The questions popped up when the commission approved a request from James McGill, director of special projects for the Phenix City-Russell County Chamber of Commerce.
McGill was briefing the commission on the status of a proposed west gate entrance to Fort Benning.
“We’re building a brand new route,” McGill said in an interview after the meeting. The west gate bridge would be different from Fort Mitchell’s existing back entrance to Fort Benning from Highway 165.
The route McGill was referencing would extend from County Road 24 northeast to the Eddy Bridge – an approximate distance of about two miles or less. It would be in the vicinity of the next intersection after the intersection that’s near Rainbow Foods in Fort Mitchell.
The project is one McGill’s been working on since November 2005. But talk of the project dates back seven years, he said.
McGill said in order to move forward, three major steps were required: first, get permission to enter that area, because most of it is federally-controlled land. That step was completed in January. The second step was to get the commission to approve spending up to an estimated $7,000 on a corridor location study.
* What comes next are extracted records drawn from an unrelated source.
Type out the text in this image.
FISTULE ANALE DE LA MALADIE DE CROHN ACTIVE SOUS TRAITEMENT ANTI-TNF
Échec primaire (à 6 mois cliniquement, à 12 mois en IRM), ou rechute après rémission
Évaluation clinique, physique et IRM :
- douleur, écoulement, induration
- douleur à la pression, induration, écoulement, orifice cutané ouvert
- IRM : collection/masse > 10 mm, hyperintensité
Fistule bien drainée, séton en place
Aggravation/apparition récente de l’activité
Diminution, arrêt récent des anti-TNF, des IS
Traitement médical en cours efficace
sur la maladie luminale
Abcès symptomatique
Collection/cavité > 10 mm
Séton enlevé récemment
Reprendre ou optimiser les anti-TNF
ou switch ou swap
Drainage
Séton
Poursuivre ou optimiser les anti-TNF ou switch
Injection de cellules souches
McGill said the county hasn’t had to do one of those since the ‘70s because most of today’s projects are on roads that have already had such studies done. The deadline on that step was the end of March. The third step is having an Environmental Assessment/or Environmental Impact Study (EIS), whichever is required. Those kinds of studies address existing issues and impacts that roadwork could have on habitats of red cockaded woodpeckers, tortoises and other such populations--if any--and other environmental factors. Such a study’s timeline could span about 90 days or longer.
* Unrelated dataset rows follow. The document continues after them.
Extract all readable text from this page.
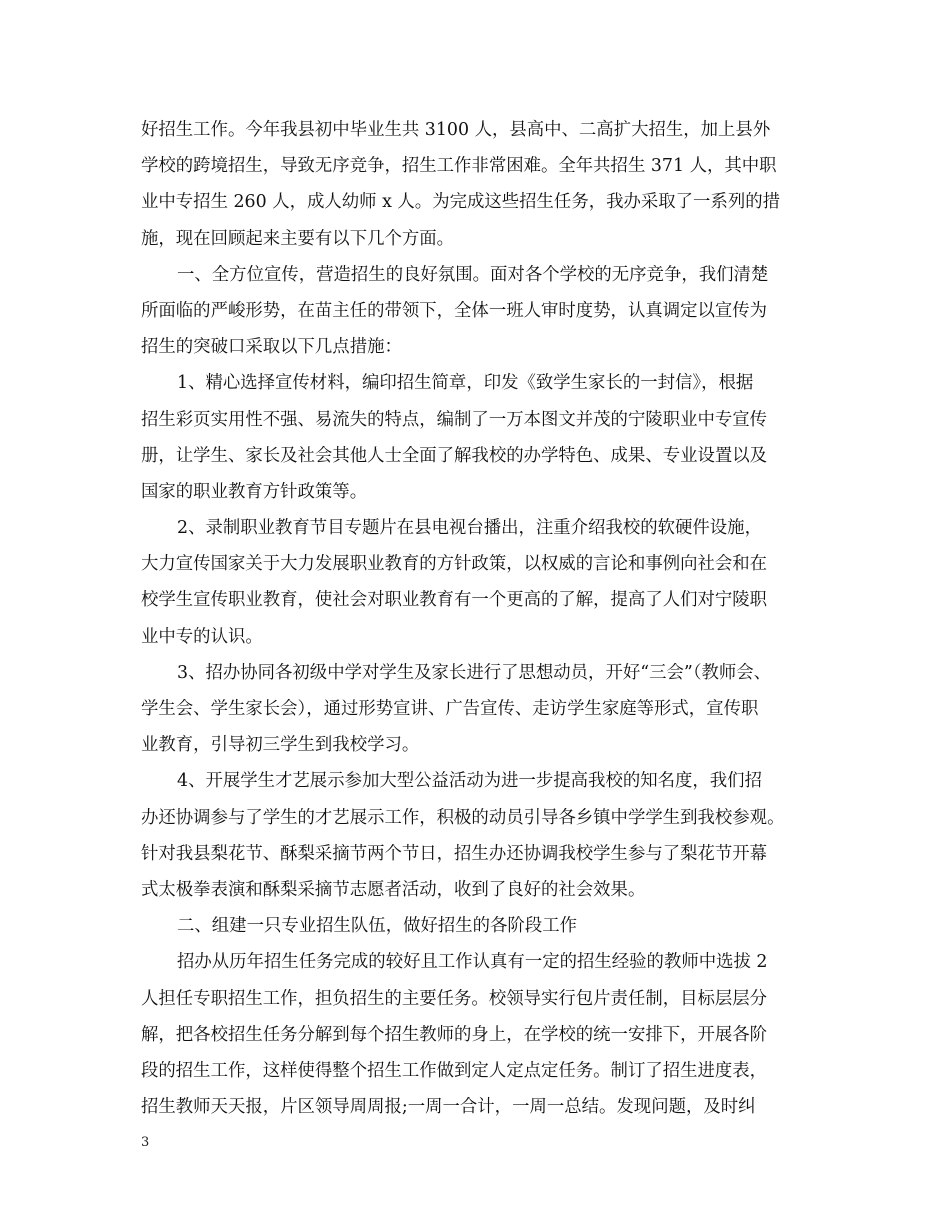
好招生工作。今年我县初中毕业生共 3100 人，县高中、二高扩大招生，加上县外
学校的跨境招生，导致无序竞争，招生工作非常困难。全年共招生 371 人，其中职
业中专招生 260 人，成人幼师 x 人。为完成这些招生任务，我办采取了一系列的措
施，现在回顾起来主要有以下几个方面。
一、全方位宣传，营造招生的良好氛围。面对各个学校的无序竞争，我们清楚
所面临的严峻形势，在苗主任的带领下，全体一班人审时度势，认真调定以宣传为
招生的突破口采取以下几点措施：
1、精心选择宣传材料，编印招生简章，印发《致学生家长的一封信》，根据
招生彩页实用性不强、易流失的特点，编制了一万本图文并茂的宁陵职业中专宣传
册，让学生、家长及社会其他人士全面了解我校的办学特色、成果、专业设置以及
国家的职业教育方针政策等。
2、录制职业教育节目专题片在县电视台播出，注重介绍我校的软硬件设施，
大力宣传国家关于大力发展职业教育的方针政策，以权威的言论和事例向社会和在
校学生宣传职业教育，使社会对职业教育有一个更高的了解，提高了人们对宁陵职
业中专的认识。
3、招办协同各初级中学对学生及家长进行了思想动员，开好“三会”（教师会、
学生会、学生家长会），通过形势宣讲、广告宣传、走访学生家庭等形式，宣传职
业教育，引导初三学生到我校学习。
4、开展学生才艺展示参加大型公益活动为进一步提高我校的知名度，我们招
办还协调参与了学生的才艺展示工作，积极的动员引导各乡镇中学学生到我校参观。
针对我县梨花节、酥梨采摘节两个节日，招生办还协调我校学生参与了梨花节开幕
式太极拳表演和酥梨采摘节志愿者活动，收到了良好的社会效果。
二、组建一只专业招生队伍，做好招生的各阶段工作
招办从历年招生任务完成的较好且工作认真有一定的招生经验的教师中选拔 2
人担任专职招生工作，担负招生的主要任务。校领导实行包片责任制，目标层层分
解，把各校招生任务分解到每个招生教师的身上，在学校的统一安排下，开展各阶
段的招生工作，这样使得整个招生工作做到定人定点定任务。制订了招生进度表，
招生教师天天报，片区领导周周报;一周一合计，一周一总结。发现问题，及时纠
3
Along the way, all steps of the process are subject to review and approval by Fort Benning/federal officials.
McGill said there’s no guarantee federal officials will approve the project. But if they do approve it, commissioners could expect an additional waiting period of 18-28 months.
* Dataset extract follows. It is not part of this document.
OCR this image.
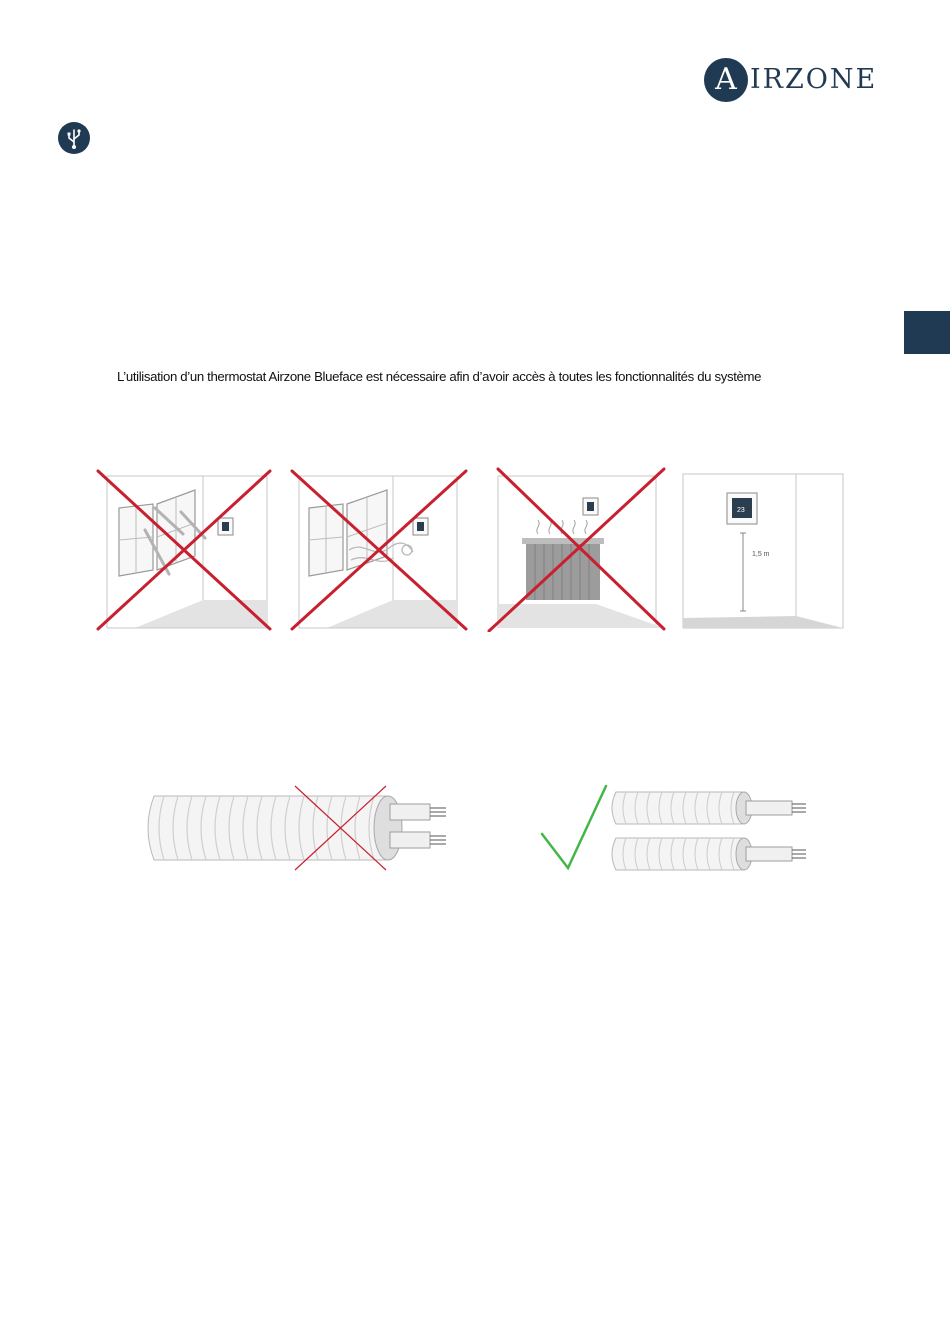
A IRZONE
L’utilisation d’un thermostat Airzone Blueface est nécessaire afin d’avoir accès à toutes les fonctionnalités du système
23
1,5 m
The tradeoffs for the county are: increased traffic safety where some of Fort Mitchell’s newest subdivisions are clustered, a corridor that could enhance growth and development, and a direct route to Fort Benning from that part of the county.
The majority of commissioners supported the west gate project. The lone opposing voice was Commissioner Gentry Lee’s. He said since the west gate would be on mostly federally-controlled land, he’d rather give first preference to other local roads and projects. “I can’t put it (the west gate project) over some of the other things that we need to do,” he said.
All commissioners except Lee voted in favor of spending the money. One commissioner asked County Administrator LeAnn Horne a question before casting a vote. The commissioner wanted to know if the county’s budget could accommodate the unbudgeted $7,000 request. Horne replied, “I’ll do my best.”